Но в один из холодных ноябрьских дней мы снова встретились с танкистами. Танкисты были настроены оптимистично, хотя смертельная усталость читалась на их лицах: они не выходили из боя уже много дней. И что за бои это были!...
- Когда - нибудь про эту войну будут писать книги, - задумчиво сказал мне комиссар. - И какие книги! Вот тогда и напишут про то, как мы уходили из Чисмены.

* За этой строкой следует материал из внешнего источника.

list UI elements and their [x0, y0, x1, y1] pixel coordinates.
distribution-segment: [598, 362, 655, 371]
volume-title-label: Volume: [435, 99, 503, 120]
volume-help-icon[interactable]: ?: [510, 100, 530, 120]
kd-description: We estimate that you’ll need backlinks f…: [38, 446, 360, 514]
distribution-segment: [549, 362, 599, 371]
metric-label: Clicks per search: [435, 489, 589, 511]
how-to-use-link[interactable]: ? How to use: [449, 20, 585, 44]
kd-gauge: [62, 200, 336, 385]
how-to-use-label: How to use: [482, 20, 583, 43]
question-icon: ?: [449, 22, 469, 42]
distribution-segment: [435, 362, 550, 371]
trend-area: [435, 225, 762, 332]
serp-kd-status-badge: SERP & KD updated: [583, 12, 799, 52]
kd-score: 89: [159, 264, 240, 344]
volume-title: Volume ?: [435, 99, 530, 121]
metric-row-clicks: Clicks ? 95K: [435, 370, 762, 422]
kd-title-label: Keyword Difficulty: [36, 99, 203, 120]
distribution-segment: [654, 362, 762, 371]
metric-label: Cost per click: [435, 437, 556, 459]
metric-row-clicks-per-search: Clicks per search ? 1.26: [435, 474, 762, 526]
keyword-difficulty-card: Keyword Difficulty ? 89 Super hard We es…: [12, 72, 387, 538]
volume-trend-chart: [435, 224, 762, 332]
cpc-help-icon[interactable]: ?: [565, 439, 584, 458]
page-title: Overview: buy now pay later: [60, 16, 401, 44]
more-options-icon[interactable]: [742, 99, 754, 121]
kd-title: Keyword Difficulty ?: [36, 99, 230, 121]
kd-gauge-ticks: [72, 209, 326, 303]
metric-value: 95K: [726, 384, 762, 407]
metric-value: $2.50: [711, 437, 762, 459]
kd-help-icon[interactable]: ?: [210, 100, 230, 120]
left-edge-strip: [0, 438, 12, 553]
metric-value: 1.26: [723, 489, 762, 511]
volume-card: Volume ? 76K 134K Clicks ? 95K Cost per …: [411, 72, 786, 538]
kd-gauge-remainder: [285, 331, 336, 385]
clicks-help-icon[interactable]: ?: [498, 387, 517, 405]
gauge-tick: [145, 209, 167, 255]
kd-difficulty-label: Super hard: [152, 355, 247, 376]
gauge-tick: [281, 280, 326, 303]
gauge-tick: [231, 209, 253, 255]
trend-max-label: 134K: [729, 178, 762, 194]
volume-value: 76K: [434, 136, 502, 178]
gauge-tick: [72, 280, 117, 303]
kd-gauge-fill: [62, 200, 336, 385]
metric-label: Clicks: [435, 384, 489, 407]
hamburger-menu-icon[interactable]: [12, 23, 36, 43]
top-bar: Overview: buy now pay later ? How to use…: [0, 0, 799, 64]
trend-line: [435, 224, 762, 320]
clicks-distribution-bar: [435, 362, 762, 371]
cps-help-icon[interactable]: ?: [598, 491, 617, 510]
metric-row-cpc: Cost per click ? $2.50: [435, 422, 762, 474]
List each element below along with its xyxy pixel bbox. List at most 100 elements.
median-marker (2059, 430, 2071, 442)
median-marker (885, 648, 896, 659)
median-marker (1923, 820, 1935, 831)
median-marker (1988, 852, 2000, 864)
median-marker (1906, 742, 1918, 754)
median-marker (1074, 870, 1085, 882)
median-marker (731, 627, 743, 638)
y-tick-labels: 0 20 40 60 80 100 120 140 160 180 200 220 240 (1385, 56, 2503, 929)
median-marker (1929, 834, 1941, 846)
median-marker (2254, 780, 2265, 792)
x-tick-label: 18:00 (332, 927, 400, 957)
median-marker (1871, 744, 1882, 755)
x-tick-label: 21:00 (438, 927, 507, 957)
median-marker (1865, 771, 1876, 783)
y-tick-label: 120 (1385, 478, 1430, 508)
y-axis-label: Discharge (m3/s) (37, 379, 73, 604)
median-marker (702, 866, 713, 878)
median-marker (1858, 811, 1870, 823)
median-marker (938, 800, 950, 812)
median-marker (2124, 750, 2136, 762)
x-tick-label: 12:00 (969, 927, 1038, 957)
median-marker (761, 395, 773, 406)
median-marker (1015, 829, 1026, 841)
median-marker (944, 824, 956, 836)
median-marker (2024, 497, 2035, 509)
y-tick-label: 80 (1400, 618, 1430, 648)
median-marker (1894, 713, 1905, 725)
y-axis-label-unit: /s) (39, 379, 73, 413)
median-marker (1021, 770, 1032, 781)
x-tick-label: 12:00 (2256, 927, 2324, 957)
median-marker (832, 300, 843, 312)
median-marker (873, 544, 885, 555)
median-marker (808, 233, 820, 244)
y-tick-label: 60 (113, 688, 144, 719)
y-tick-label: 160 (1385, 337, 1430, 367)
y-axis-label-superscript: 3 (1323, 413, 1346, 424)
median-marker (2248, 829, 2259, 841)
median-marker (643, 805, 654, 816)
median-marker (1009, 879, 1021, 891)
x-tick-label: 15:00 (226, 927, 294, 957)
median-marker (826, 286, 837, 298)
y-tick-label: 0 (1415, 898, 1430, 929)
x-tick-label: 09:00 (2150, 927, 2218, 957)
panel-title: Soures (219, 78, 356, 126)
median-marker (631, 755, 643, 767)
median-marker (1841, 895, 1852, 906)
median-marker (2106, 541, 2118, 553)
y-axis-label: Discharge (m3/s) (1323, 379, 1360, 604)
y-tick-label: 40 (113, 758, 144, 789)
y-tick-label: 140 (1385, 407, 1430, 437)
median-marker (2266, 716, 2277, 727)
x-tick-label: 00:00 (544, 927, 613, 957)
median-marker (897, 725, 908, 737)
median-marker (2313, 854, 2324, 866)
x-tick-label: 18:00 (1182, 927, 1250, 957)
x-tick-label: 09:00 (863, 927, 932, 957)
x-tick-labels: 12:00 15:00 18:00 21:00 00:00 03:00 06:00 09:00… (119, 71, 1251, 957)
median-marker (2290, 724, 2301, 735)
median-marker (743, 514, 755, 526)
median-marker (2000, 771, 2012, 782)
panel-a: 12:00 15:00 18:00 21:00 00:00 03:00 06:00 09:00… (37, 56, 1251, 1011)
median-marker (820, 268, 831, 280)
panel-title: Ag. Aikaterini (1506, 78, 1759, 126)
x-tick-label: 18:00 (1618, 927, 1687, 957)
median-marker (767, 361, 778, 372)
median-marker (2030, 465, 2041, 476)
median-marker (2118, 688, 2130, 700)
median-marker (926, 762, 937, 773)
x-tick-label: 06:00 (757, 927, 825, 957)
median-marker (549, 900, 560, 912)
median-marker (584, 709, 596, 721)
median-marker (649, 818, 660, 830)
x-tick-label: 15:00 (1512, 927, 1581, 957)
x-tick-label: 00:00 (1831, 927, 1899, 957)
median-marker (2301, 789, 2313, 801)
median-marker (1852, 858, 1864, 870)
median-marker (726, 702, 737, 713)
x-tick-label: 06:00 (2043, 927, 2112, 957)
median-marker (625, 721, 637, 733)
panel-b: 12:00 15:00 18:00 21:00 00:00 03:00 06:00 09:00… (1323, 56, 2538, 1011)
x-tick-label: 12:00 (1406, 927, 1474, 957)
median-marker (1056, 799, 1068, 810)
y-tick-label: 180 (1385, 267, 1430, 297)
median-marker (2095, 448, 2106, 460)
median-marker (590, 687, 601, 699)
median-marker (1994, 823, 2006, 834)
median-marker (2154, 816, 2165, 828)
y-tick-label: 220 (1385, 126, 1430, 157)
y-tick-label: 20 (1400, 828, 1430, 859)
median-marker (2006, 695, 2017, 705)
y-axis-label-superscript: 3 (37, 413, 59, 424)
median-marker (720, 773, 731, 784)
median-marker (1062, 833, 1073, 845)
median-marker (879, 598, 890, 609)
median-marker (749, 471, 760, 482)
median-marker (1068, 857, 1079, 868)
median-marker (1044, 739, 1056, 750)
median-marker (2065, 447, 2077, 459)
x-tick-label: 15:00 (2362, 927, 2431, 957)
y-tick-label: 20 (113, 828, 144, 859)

Мне вспомнилась тихая деревушка, в которой нас принимали гостеприимные танкисты две недели тому назад, кудрявые дымки над трубами, ребятишки на салазках и тишина, странная, удивительная фронтовая тишина. Стало грустно и больно: на фронте мы ко многому присмотрелись и теперь отлично знали, во что превращаются такие деревушки после того, как через них перехлестывает вал войны.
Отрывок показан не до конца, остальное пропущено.